If I hadn't just finished a first draft of a class analysis wherein I tried assigning point values to everything, I probably wouldn't bother posting.
But, since I did, I'm amazed anyone finds the classes remotely balanced ... for anyone playing a typical PC who sees a wide variety of locales.
As the least complicated comparison, I'd start with the fighter classes: barbarian, borderer, nomad, soldier. While the barbarian gets numerous great abilities throughout the levels including what I consider the best ability in the game in Uncanny Dodge, borderers and nomads get the narrow favorite terrains and borderers get the even more narrow guide/swift tracker abilities.
I can understand NPC borderers and nomads as you could always have the favorite terrain bonuses in effect.
As to soldier, I found it came out even worse in my analysis. I don't think it's unusual that skills matter to our characters. Every other class gets at least double the number of ranks per level. Okay, you get a lot more feats, which is helpful when trying to put together powerful combinations of feats, but where you can end up with a comparable or even more powerful fighter than barbarian at whatever levels, the barbarian is going to be far more well-rounded. The soldier has a bunch of levels with either no feat or formation combat which isn't much better.
Our GM often comments that when he reads this forum, our group seems to live a completely different lifestyle. He attributes it to the number of nobles we've had and our social abilities. I attribute it to him taking those things into account as part of his style when other groups may emphasize more the combat prowess of the party. Anyway, as with borderer and nomad, I see noble being a class suited to NPCs. A lot of the comparative power either depends upon a particular locale or on influencing a group of NPCs. Maybe it's a kick for players to amass armies, but my observation is that people like individual power and the noble is just sad on its own.
Pirate came out way better in my analysis than I expected, as good as barbarian through the first ten levels. So, until I have anecdotal evidence to suggest otherwise, I'm willing to not rant about it. Now, out of curiosity, I want to see a dedicated pirate as our party piratewise only has someone so multiclassed he isn't readily identifiable as anything.
I never had a problem with the value of thieves. I was willing to put them right up there with barbarians. My analysis has them being clearly superior, which may be true or may be that the point system needs work.
I don't have much of a sense of scholar. We've had them in the party, but we've never had anyone make good use of the magic rules. We played 20 sessions or whatever before the PC remembered defensive blast, even though I included it as a consideration in combat tactics when I'd post to our list (of course, no one else ever made use of the idea of party combat tactics ...). So, about the only interesting thing in my analysis, since it could be way off, is that scholar was comparable to thief if I penalized it for the requirement to pump knowledge skills and beat it easily if I didn't.

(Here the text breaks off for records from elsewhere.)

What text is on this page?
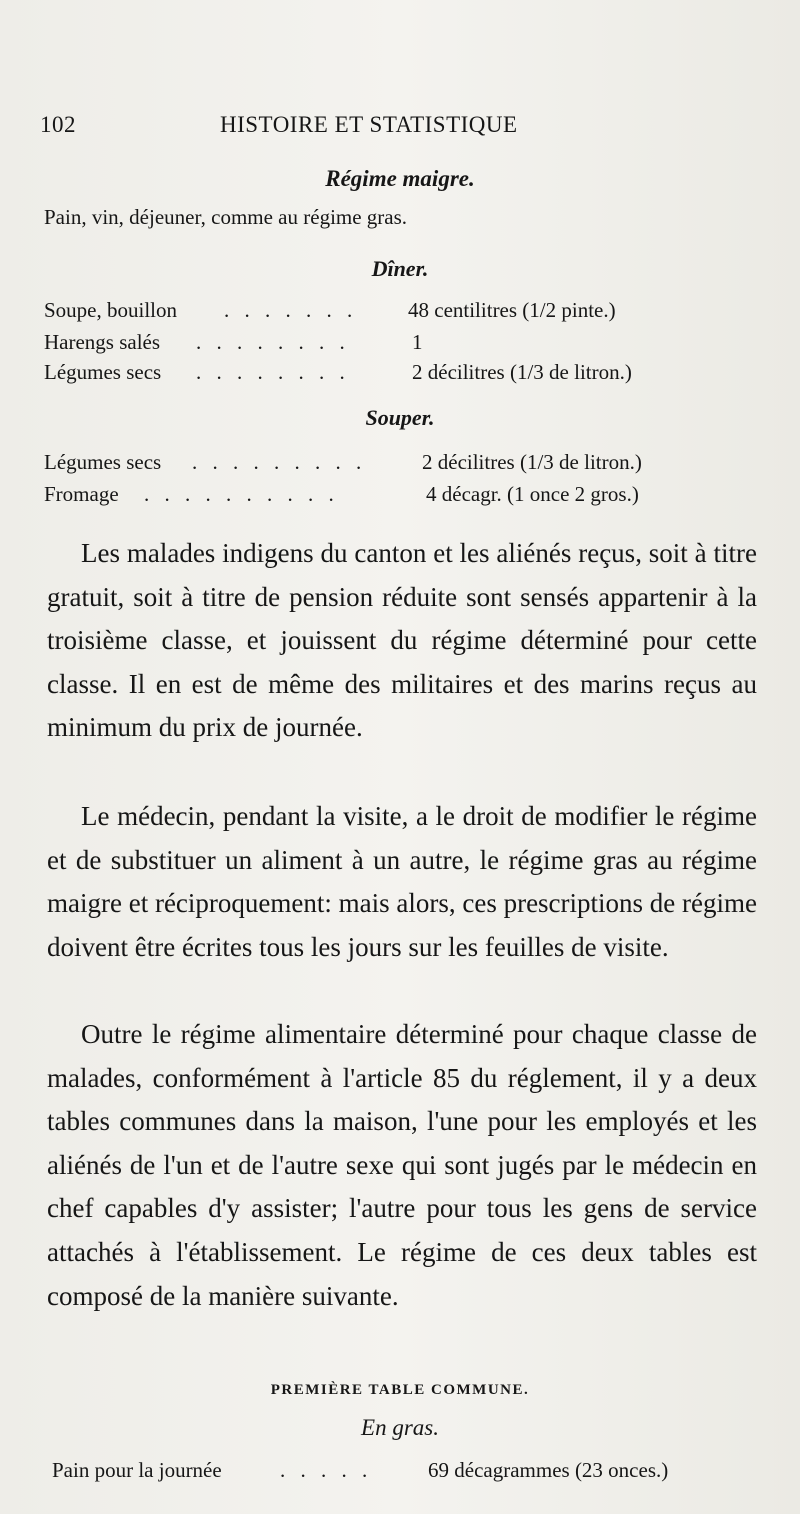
102	HISTOIRE ET STATISTIQUE
Régime maigre.
Pain, vin, déjeuner, comme au régime gras.
Dîner.
Soupe, bouillon . . . . . . . 48 centilitres (1/2 pinte.)
Harengs salés . . . . . . . .	1
Légumes secs . . . . . . . .	2 décilitres (1/3 de litron.)
Souper.
Légumes secs . . . . . . . . .	2 décilitres (1/3 de litron.)
Fromage . . . . . . . . . .	4 décagr. (1 once 2 gros.)

Les malades indigens du canton et les aliénés reçus, soit à titre gratuit, soit à titre de pension réduite sont sensés appartenir à la troisième classe, et jouissent du régime déterminé pour cette classe. Il en est de même des militaires et des marins reçus au minimum du prix de journée.

Le médecin, pendant la visite, a le droit de modifier le régime et de substituer un aliment à un autre, le régime gras au régime maigre et réciproquement: mais alors, ces prescriptions de régime doivent être écrites tous les jours sur les feuilles de visite.

Outre le régime alimentaire déterminé pour chaque classe de malades, conformément à l'article 85 du réglement, il y a deux tables communes dans la maison, l'une pour les employés et les aliénés de l'un et de l'autre sexe qui sont jugés par le médecin en chef capables d'y assister; l'autre pour tous les gens de service attachés à l'établissement. Le régime de ces deux tables est composé de la manière suivante.

PREMIÈRE TABLE COMMUNE.
En gras.
Pain pour la journée	. . . . .	69 décagrammes (23 onces.)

Is there even a point to this exercise? I mean, we and others have fun even with mechanical imbalances since there's a lot more to role-playing than roll-playing. I think there is. I think balanced games are more fun. I think not feeling screwed by trying to be in flavor or different is more fun. While someone can get a kick out of the challenge of playing a weak class, I would think that desire could be satisfied in other areas, in particular in choosing feats that aren't the obviously good ones.
As things stand, for any new character, I'd be hard pressed to see the interest in borderer, nomad, soldier, or noble except maybe for a two level splash for the borderer's Rapid Shot or the soldier's feats or as part of a challenge. I see that as a lost opportunity.
As for the changes I want to see made, the simplest is to jack up skill ranks for certain classes, especially soldier who comes out pretty close to nomad in my point system if he gets 4 ranks per level. To prevent people from just multiclassing two levels to snack up feats, I'd move the feat gains a bit.
For a major overhaul, I'd try to find a way to rewrite favorite terrain to make it more generally useful to a PC. I'd improve the combat style abilities for borderer, especially on the archery path. I'd give the borderer some real specials rather than "wow, it would be nice if we had a NPC to guide us faster through the woods today" abilities. And, so on and so forth down the line.
Meanwhile, where I find the imbalances in races, feats, and classes irritating as it punishes interesting character ideas, I don't really have a problem with ranged combat as things currently stand. I'd rather that finesse fighting were addressed. It's awful without sneak attack which just pushes people back into certain classes.